McDonald spoke only at the beginning and end of P&G’s meeting on Thursday, allowing Moeller and 11 others to address the crowd, showcasing the company’s strategy and its deep bench of long-time executives.
When P&G unveiled a plan to cut $10 billion in costs over five years back in February, it said $6 billion in savings would come from its cost of goods. Now, as it tweaks product formulations, works with local suppliers and takes other steps to trim costs, it should see more than $6 billion in such savings, said Global Product Supply Officer Yannis Skoufalos.
The company said it expects to deliver annual improvement of 5 percent in its manufacturing operations, measured by the number of cases of products produced per person, per year.

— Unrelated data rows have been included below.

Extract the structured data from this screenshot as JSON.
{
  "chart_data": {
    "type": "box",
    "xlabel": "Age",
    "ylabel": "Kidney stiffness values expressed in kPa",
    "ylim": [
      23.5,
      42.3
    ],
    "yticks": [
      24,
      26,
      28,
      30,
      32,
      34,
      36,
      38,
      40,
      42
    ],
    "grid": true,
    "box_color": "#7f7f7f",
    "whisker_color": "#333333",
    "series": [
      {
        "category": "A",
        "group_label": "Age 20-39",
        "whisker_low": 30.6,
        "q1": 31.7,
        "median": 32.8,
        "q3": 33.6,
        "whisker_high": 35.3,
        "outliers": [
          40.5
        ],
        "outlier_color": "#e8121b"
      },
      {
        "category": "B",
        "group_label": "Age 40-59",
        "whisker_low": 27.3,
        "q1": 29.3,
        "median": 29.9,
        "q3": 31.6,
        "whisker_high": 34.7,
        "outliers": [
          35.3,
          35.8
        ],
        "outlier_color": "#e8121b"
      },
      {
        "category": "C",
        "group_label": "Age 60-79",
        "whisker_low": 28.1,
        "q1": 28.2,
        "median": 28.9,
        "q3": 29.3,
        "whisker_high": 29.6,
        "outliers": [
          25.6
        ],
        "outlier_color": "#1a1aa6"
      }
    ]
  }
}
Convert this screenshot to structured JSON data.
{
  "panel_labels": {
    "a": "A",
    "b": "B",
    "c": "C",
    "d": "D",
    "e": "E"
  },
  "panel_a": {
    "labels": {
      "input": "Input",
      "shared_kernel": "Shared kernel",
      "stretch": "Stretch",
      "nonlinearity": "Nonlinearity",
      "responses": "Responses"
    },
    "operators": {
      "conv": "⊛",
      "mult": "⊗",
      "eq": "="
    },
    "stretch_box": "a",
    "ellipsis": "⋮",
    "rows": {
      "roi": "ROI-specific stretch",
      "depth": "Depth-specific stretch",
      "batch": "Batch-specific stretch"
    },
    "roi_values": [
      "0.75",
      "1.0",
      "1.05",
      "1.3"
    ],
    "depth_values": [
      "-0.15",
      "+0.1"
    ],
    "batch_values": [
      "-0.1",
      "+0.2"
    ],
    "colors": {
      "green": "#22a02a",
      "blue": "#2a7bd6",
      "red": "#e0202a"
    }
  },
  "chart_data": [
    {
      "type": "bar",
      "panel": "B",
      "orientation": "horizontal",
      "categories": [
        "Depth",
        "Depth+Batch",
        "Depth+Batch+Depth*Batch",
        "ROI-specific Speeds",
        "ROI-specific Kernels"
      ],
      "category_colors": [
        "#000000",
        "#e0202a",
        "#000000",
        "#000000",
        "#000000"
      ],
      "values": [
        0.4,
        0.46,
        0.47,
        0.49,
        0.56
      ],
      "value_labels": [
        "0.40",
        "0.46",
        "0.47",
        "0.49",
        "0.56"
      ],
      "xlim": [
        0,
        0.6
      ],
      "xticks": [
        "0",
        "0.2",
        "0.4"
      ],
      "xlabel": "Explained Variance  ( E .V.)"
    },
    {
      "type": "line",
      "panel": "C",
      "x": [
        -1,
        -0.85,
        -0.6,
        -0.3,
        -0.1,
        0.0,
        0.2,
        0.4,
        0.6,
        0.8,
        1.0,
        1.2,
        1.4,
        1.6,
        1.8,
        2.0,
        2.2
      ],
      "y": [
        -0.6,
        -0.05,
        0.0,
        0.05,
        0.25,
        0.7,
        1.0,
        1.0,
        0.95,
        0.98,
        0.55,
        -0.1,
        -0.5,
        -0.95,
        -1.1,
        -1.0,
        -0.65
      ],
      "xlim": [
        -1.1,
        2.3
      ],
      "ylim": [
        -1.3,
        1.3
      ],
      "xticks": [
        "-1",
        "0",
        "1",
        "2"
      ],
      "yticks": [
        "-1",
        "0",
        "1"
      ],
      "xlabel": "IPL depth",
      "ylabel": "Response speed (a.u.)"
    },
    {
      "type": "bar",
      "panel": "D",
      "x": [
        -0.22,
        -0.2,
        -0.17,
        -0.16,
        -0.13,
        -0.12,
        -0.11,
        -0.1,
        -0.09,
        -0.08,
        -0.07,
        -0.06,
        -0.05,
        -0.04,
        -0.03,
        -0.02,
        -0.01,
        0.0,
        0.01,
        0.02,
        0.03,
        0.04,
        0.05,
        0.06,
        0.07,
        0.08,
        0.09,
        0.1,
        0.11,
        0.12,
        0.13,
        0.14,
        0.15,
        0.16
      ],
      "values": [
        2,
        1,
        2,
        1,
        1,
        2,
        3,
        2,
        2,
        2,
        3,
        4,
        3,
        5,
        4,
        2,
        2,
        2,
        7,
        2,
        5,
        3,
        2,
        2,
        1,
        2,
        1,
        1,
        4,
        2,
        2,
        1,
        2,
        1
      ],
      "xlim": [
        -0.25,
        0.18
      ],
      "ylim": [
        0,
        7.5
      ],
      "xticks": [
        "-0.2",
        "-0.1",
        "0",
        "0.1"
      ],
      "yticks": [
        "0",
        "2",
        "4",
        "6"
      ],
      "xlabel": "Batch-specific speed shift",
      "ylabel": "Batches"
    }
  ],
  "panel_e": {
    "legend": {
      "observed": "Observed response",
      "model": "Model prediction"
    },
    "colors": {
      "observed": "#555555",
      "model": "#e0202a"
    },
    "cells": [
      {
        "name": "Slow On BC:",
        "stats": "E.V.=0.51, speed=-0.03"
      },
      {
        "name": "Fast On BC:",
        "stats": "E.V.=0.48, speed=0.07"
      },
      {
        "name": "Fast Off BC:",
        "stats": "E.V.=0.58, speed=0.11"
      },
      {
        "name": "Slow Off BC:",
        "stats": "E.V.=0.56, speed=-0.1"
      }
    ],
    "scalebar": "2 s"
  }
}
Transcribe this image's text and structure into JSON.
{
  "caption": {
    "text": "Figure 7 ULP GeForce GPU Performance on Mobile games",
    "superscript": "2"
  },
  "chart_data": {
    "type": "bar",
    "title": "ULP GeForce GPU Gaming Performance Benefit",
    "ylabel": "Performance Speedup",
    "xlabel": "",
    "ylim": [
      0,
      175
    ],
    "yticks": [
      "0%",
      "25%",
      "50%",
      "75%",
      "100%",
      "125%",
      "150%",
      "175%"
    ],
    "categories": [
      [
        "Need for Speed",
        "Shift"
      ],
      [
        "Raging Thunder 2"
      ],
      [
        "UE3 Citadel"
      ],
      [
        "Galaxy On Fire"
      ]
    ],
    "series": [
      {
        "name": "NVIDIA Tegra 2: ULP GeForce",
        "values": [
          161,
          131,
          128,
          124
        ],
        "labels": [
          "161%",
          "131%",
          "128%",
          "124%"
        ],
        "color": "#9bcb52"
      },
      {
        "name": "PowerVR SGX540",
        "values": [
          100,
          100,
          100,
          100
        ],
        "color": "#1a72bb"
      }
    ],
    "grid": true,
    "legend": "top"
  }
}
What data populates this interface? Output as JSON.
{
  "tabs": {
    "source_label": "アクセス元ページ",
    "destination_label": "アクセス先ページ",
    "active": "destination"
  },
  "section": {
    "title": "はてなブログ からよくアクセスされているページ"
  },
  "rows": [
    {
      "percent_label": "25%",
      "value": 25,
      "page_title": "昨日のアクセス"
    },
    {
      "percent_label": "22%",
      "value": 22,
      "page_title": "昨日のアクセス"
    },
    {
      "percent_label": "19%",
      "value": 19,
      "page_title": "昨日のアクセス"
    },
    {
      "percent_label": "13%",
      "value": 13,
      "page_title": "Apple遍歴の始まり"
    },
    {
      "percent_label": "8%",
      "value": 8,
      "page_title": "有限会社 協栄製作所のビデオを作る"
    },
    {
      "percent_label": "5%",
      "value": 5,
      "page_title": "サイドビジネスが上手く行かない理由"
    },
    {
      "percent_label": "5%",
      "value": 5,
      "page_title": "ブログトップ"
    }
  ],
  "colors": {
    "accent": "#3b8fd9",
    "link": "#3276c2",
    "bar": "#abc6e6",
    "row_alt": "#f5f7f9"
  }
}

Back on Oct. 25, a better-than-expected quarterly report drove P&G shares to their highest level in four years.
P&G stood by the forecasts that it gave at that time, calling for core earnings per share of $1.07 to $1.13 in the current second quarter and $3.80 to $4 this fiscal year. It still expects organic sales, which strip out the impact of acquisitions, divestitures and foreign exchange, to rise 1 to 3 percent this quarter and 2 to 4 percent this year.
On Wednesday, Ackman’s Pershing Square Capital Management disclosed that it raised its combined stake in P&G by 27.4 percent to 27.9 million shares as of Sept. 30, while Warren Buffett’s Berkshire Hathaway reduced its holdings 11.4 percent to 52.79 million shares.